En ces moments très durs, ce sont nos maris, nos parents et amis qui nous ont soutenus pour palier à cette difficulté.
FFL : Combien de femmes et de familles avez-vous aidées en 20 ans ?
Fatim : Je ne peux pas évoquer un chiffre, mais je sais que c’est des milliers de femmes et de familles que nous avons aidé pendant ces 20 années de service.
Quel est le projet développé par la COFESFA dont vous êtes la plus fière et pourquoi ?
Fatim : Incontestablement, c’est le projet de la FFL, que j’ai eu la chance de coordonner personnellement. Depuis plus de 20 ans, je peux discuter avec les femmes issues des couches les plus démunies pour comprendre leurs préoccupations et leur apporter mon modeste appui en les conseillant, en les encadrant et en les accompagnant afin de trouver des solutions pérennes et durables à leurs problèmes. Une autre grande fierté pour moi, c’est lorsque j’entends les femmes rurales de nos zones, dirent que : « nous n’avions jamais pensé tenir un jour un bic à la main ! C’est grâce à la COFESFA que nous savons lire et écrire et même tenir des rapports de gestion ». Quand je vois toutes ces femmes aller à la banque, faire elles mêmes leurs opérations bancaires et subvenir aux besoins de leur famille, je suis très contente de m’être lancer dans cette aventure.
FFL : Quels sont vos projets pour l’avenir ?
Fatim : Tout d’abord, nous pensons élargir les activités soutenues par la FFL à d’autres régions car il reste tant à faire. Dans le cadre de l’assainissement et la gestion des déchets liquides, nous sommes à la recherche de nouveaux partenaires pour le renouvellement des camions de collecte des ordures et l’acquisition de camions de vidange des eaux usées (spiros).

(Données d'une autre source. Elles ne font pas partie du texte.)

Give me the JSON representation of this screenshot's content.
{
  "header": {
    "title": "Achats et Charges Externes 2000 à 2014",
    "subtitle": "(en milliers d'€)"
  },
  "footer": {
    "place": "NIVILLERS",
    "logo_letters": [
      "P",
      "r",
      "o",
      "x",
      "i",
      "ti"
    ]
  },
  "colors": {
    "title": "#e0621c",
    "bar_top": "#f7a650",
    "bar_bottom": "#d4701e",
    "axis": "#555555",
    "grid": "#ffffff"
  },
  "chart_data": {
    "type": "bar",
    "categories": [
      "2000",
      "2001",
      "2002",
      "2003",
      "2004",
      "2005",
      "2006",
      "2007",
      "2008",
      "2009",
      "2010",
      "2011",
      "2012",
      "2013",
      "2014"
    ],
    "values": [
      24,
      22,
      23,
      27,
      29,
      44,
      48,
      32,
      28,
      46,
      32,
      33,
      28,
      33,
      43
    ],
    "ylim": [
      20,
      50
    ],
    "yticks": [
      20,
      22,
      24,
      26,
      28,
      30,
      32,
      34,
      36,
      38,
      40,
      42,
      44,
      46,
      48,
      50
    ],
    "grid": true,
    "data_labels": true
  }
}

Nous souhaitons également créer une unité de compostage intégrant le maraîchage et rechercher des financements pour renforcer la capacité d’accueil et de travail de la COFESFA en général car nous avons encore beaucoup de projets latents pour aider les populations maliennes les plus démunies.
Enfin, nous aimerions créer un site internet pour informer et expliquer la nécessité de notre travail. Il reste encore beaucoup à faire.